At elevations below treeline (1200 m a. s. l.), white spruce forests predominate with black spruce occurring in the poorer drained areas. Deciduous trees, though not as abundant, include aspen, balsam poplar and paper birch. Frequently, forests and stream banks are interspersed with sedge meadows. Shrub birch and willows are predominant in the subalpine regions.

Historically, Aishihik Lake was a major gathering place and settlement area for the Southern Tutchone people whose subsistence needs were in part fulfilled through fishing the resources of Aishihik Lake. The principal settlement, Aishihik Village, was located at the north end of the lake.

During the construction of the Alaska Highway (during WW II), an airport was maintained at Aishihik, near the village. Many of the Indian residents died as a result of disease outbreaks (influenza, measles, pneumonia).

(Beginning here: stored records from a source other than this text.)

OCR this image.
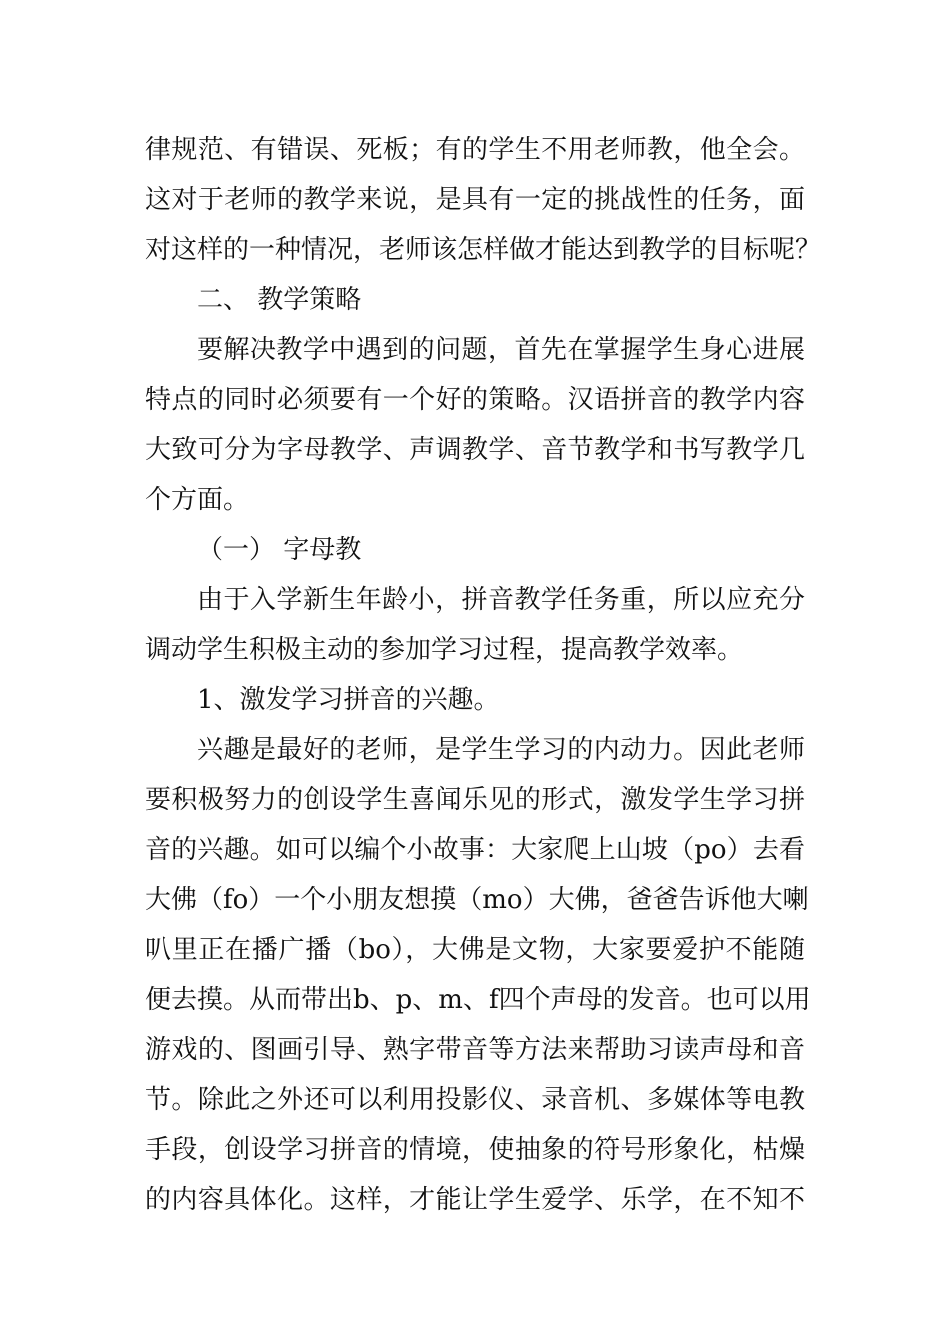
律规范、有错误、死板；有的学生不用老师教，他全会。
这对于老师的教学来说，是具有一定的挑战性的任务，面
对这样的一种情况，老师该怎样做才能达到教学的目标呢？
二、 教学策略
要解决教学中遇到的问题，首先在掌握学生身心进展
特点的同时必须要有一个好的策略。汉语拼音的教学内容
大致可分为字母教学、声调教学、音节教学和书写教学几
个方面。
（一） 字母教
由于入学新生年龄小，拼音教学任务重，所以应充分
调动学生积极主动的参加学习过程，提高教学效率。
1、激发学习拼音的兴趣。
兴趣是最好的老师，是学生学习的内动力。因此老师
要积极努力的创设学生喜闻乐见的形式，激发学生学习拼
音的兴趣。如可以编个小故事：大家爬上山坡（po）去看
大佛（fo）一个小朋友想摸（mo）大佛，爸爸告诉他大喇
叭里正在播广播（bo），大佛是文物，大家要爱护不能随
便去摸。从而带出b、p、m、f四个声母的发音。也可以用
游戏的、图画引导、熟字带音等方法来帮助习读声母和音
节。除此之外还可以利用投影仪、录音机、多媒体等电教
手段，创设学习拼音的情境，使抽象的符号形象化，枯燥
的内容具体化。这样，才能让学生爱学、乐学，在不知不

Although the inhabitants of the Aishihik Lake area had moved by the mid 1960's to be closer to medical and educational support in Haines Junction, the area still provides an important food fishery to the members of the Champagne/Aishihik Band (located in Haines Junction). Resource use will likely increase in future years as the interest of Indian people in maintaining traditional lifestyles continues to rise. As well, improved access resulting from the construction of a flow control dam in the mid 1970's at the outlet of Aishihik Lake, continues to enhance the recreational fishing opportunities at Aishihik Lake.

The Aishihik River Power Development Project commenced in 1972 and involved the construction of flow control dams at the outlet of Aishihik and Canyon Lakes, a power canal from the outlet of Canyon Lake and an underground power generating station (30 megawatts). During the power project construction period, numerous studies were conducted on lake limnology and stream characteristics by the Federal Department of Environment-Fisheries and Marine Service to attempt to document pre-impact baseline information. Most of the limnological information in this summary originates from these studies (Q).